Australia’s Scott Morrison Says Up to States to Intervene for Drought Animal Welfare

Australia’s Scott Morrison Says Up to States to Intervene for Drought Animal Welfare
Cattle feeding from a trough on a drought-affected farm near Armidale in regional New South Wales on Aug. 26, 2019. (WILLIAM WEST/AFP/Getty Images)
AAP
By AAP
10/18/2019
Updated:
10/18/2019

Prime Minister Scott Morrison has pushed back against calls to intervene in the drought by offering freight and fodder subsidies, saying it is up to the states.

The prime minister is pushing back against calls to pump Commonwealth cash into freight and livestock food.

“If there is to be additional fodder and freight subsidies for those breeding herds, then that is what the state governments are directly responsible for,” Morrison told Sydney radio 2GB on Friday. “Our job is to look after the income support to the farming families themselves.”

Morrison said the government would continue to ramp up support for drought-stricken farmers.

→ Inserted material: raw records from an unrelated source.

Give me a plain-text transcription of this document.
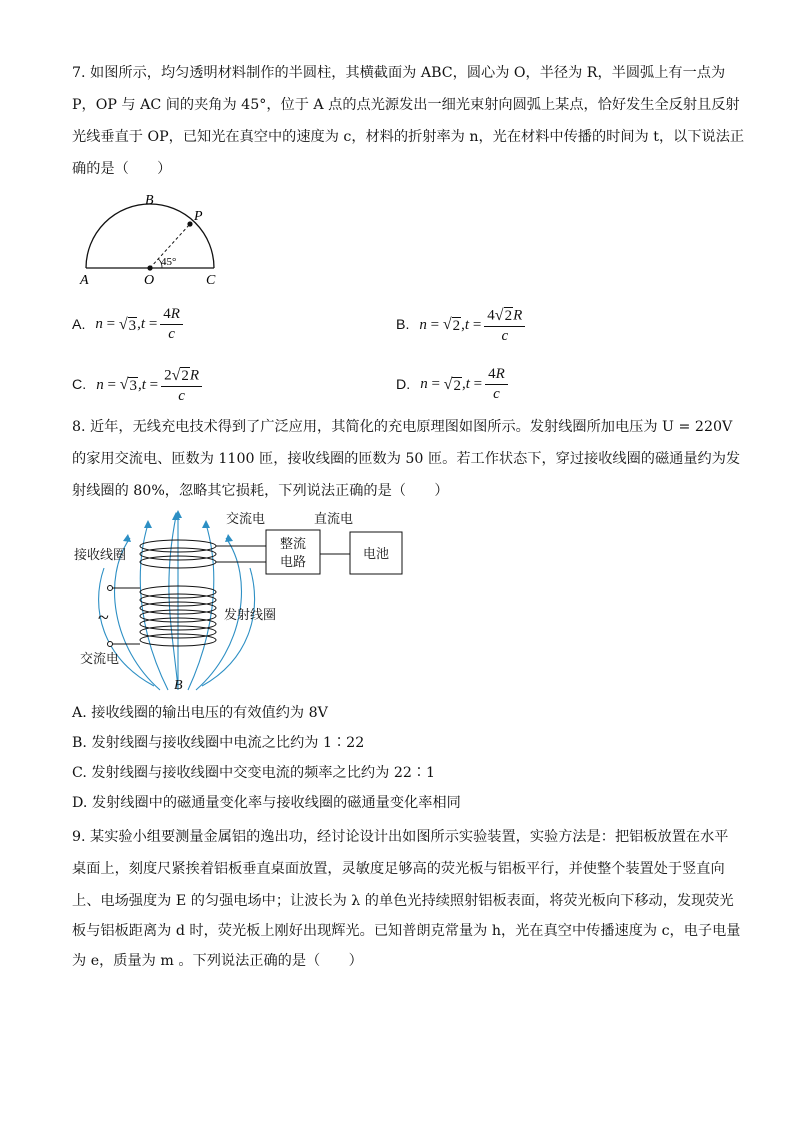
7. 如图所示，均匀透明材料制作的半圆柱，其横截面为 ABC，圆心为 O，半径为 R，半圆弧上有一点为
P，OP 与 AC 间的夹角为 45°，位于 A 点的点光源发出一细光束射向圆弧上某点，恰好发生全反射且反射
光线垂直于 OP，已知光在真空中的速度为 c，材料的折射率为 n，光在材料中传播的时间为 t，以下说法正
确的是（　　）
A
B
C
O
P
45°
A. n = √ 3 , $t = \frac{4R}{c}$	B. n = √ 2 , $t = \frac{4 √ 2 R}{c}$
C. n = √ 3 , $t = \frac{2 √ 2 R}{c}$	D. n = √ 2 , $t = \frac{4R}{c}$
8. 近年，无线充电技术得到了广泛应用，其简化的充电原理图如图所示。发射线圈所加电压为 U = 220V
的家用交流电、匝数为 1100 匝，接收线圈的匝数为 50 匝。若工作状态下，穿过接收线圈的磁通量约为发
射线圈的 80%，忽略其它损耗，下列说法正确的是（　　）
交流电	直流电
接收线圈
整流
电路
电池
发射线圈
~
交流电
B
A. 接收线圈的输出电压的有效值约为 8V
B. 发射线圈与接收线圈中电流之比约为 1∶22
C. 发射线圈与接收线圈中交变电流的频率之比约为 22∶1
D. 发射线圈中的磁通量变化率与接收线圈的磁通量变化率相同
9. 某实验小组要测量金属铝的逸出功，经讨论设计出如图所示实验装置，实验方法是：把铝板放置在水平
桌面上，刻度尺紧挨着铝板垂直桌面放置，灵敏度足够高的荧光板与铝板平行，并使整个装置处于竖直向
上、电场强度为 E 的匀强电场中；让波长为 λ 的单色光持续照射铝板表面，将荧光板向下移动，发现荧光
板与铝板距离为 d 时，荧光板上刚好出现辉光。已知普朗克常量为 h，光在真空中传播速度为 c，电子电量
为 e，质量为 m 。下列说法正确的是（　　）
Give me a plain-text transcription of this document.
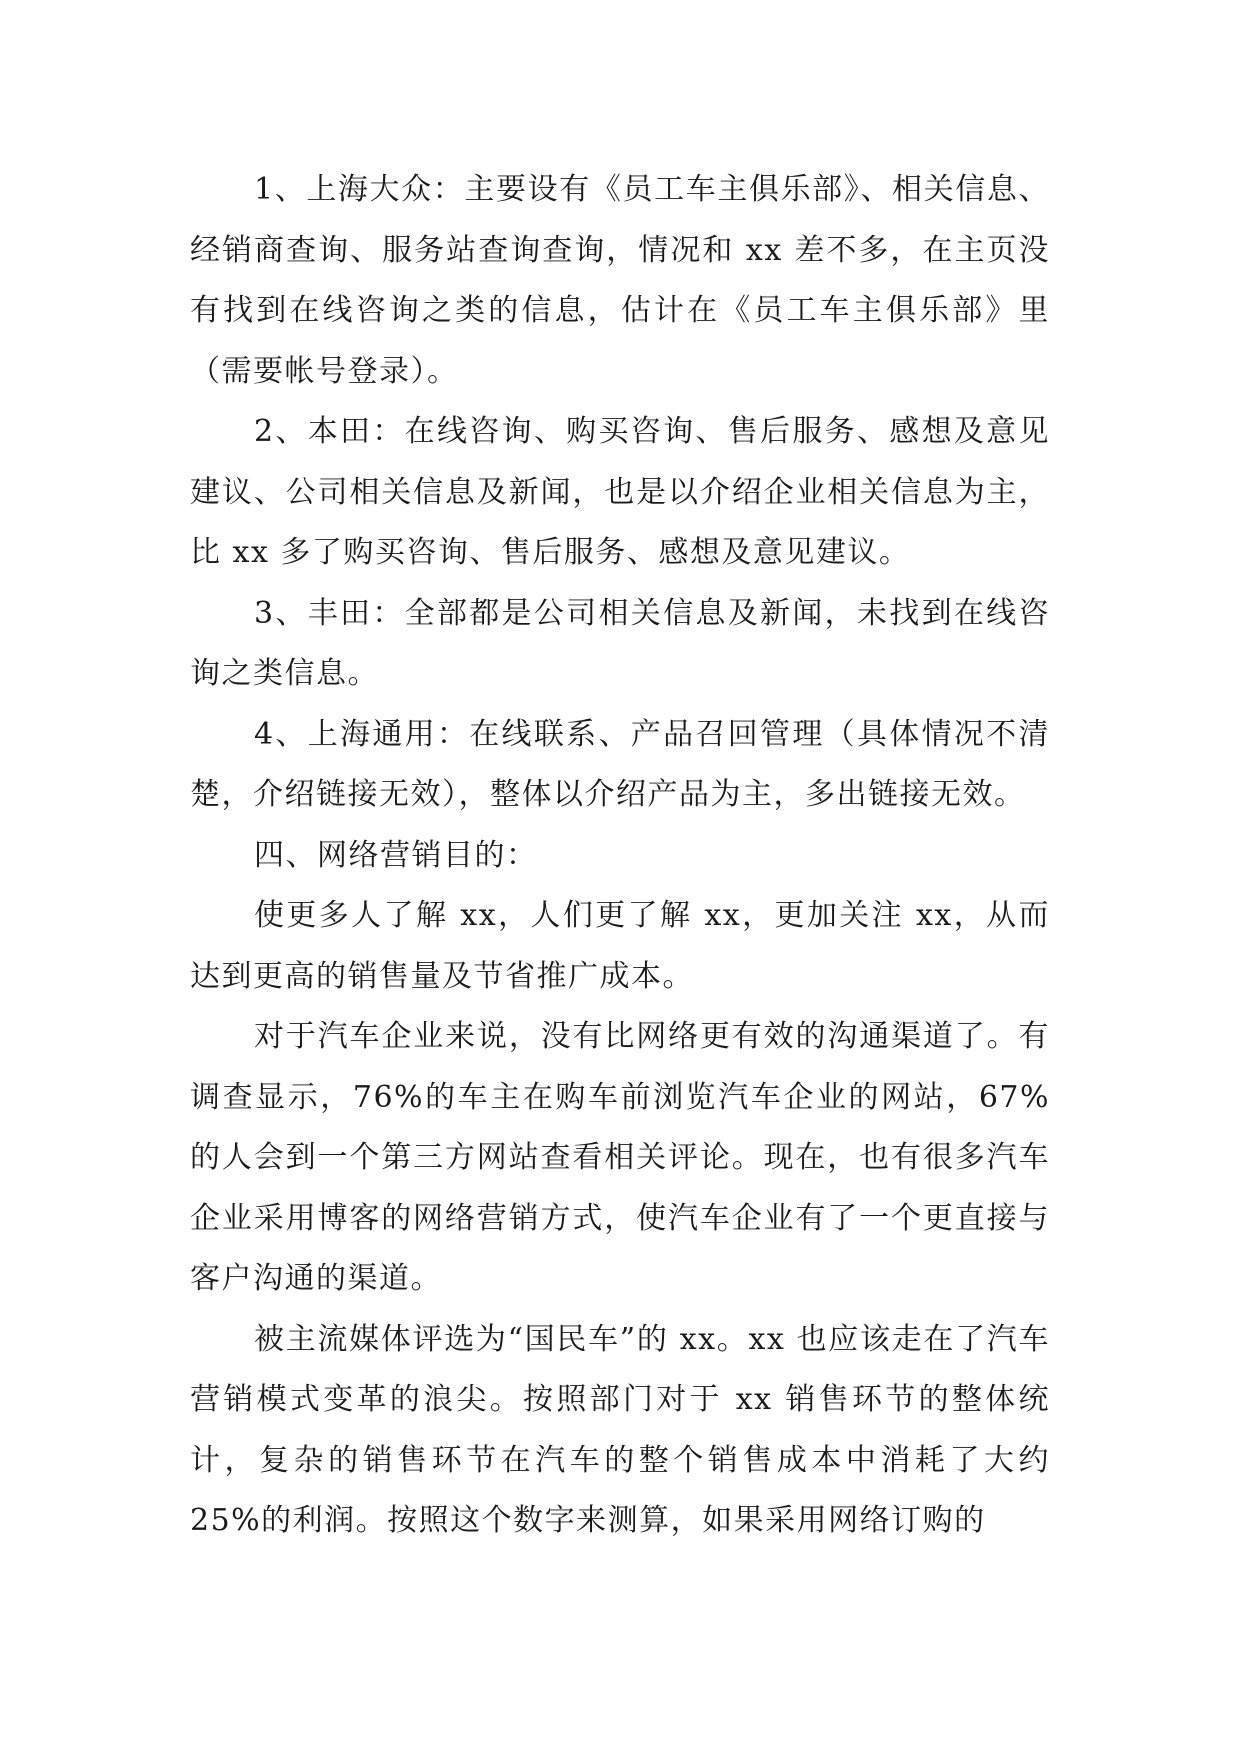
1、上海大众：主要设有《员工车主俱乐部》、相关信息、经销商查询、服务站查询查询，情况和 xx 差不多，在主页没有找到在线咨询之类的信息，估计在《员工车主俱乐部》里（需要帐号登录）。

2、本田：在线咨询、购买咨询、售后服务、感想及意见建议、公司相关信息及新闻，也是以介绍企业相关信息为主，比 xx 多了购买咨询、售后服务、感想及意见建议。

3、丰田：全部都是公司相关信息及新闻，未找到在线咨询之类信息。

4、上海通用：在线联系、产品召回管理（具体情况不清楚，介绍链接无效），整体以介绍产品为主，多出链接无效。

四、网络营销目的：

使更多人了解 xx，人们更了解 xx，更加关注 xx，从而达到更高的销售量及节省推广成本。

对于汽车企业来说，没有比网络更有效的沟通渠道了。有调查显示，76%的车主在购车前浏览汽车企业的网站，67%的人会到一个第三方网站查看相关评论。现在，也有很多汽车企业采用博客的网络营销方式，使汽车企业有了一个更直接与客户沟通的渠道。

被主流媒体评选为“国民车”的 xx。xx 也应该走在了汽车营销模式变革的浪尖。按照部门对于 xx 销售环节的整体统计，复杂的销售环节在汽车的整个销售成本中消耗了大约 25%的利润。按照这个数字来测算，如果采用网络订购的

“I wish and have prayed that it would have rained by now, but it hasn’t and it’s unlikely that it will very soon,” he said.

“Let’s hope it will in the not too distant future. But we will keep responding, we will keep adding things.”

His comments follow another Oct. 15 interview on 2GB in which Morrison told Alan Jones that the government is doing all it can to support the nation’s drought-ravaged communities.

“The government, whether it’s state, federal, or anyone else, we can do a lot of things to help people try and get through this, but the government cannot make it rain and the government can’t make life as it was before the drought, and if anyone is suggesting that could be done, then they are lying to the people of rural and regional Australia.

“That is an unrealistic expectation,” Morrison said.

“We want the farmers and the communities to be able to get through this drought but we can’t kid ourselves that there’s a magic wand and a magic cash splash that is going to make this thing totally solved.”

Labor deputy leader Richard Marles said the government was “asleep at the wheel” when it came to the drought.

“All we have got here is business as usual, but there is nothing usual about this drought,” he told the Nine Network.

“Tenterfield (NSW) is going to run out of water by Christmas, so what is this government actually doing?”

The National Farmers’ Federation handed the government its new drought strategy on Oct. 16 that suggests clear definitions for roles and responsibilities across all tiers of government for future droughts.

NFF president Fiona Simson said the framework would provide certainty for drought-affected people.

“This policy is not the panacea for this drought,” she told reporters in Canberra. “This drought is unplanned and the actions of government are unplanned. That’s due to previous governments before them.

“It’s something until now every government has shirked. So we congratulate the Morrison government on their willingness to embrace and approach this national drought strategy.”

Greens politicians in federal Parliament have grilled the government this week about the role of climate change in drought.

However, Andrew Pitman, director of the University of NSW’s Centre of Excellence for Climate Extremes, told the Sydney Environment Institute in June that there is “no link between climate change and drought.”

“That may not be what you read in the newspapers and sometimes hear commented, but there is no reason a priori why climate change should made the landscape more arid,” Pitman said.

“If you look at the Bureau of Meteorology data over the whole of the last one hundred years there’s no trend in data. There is no drying trend.

“There’s been a trend in the last twenty years, but there’s been no trend in the last hundred years, and that’s an expression on how variable Australian rainfall climate is.

He added, “The fundamental problem we have is that we don’t understand what causes droughts. Much more interesting, we don’t know what stops a drought. We know it’s rain, but we don’t know what lines up to create drought-breaking rains.”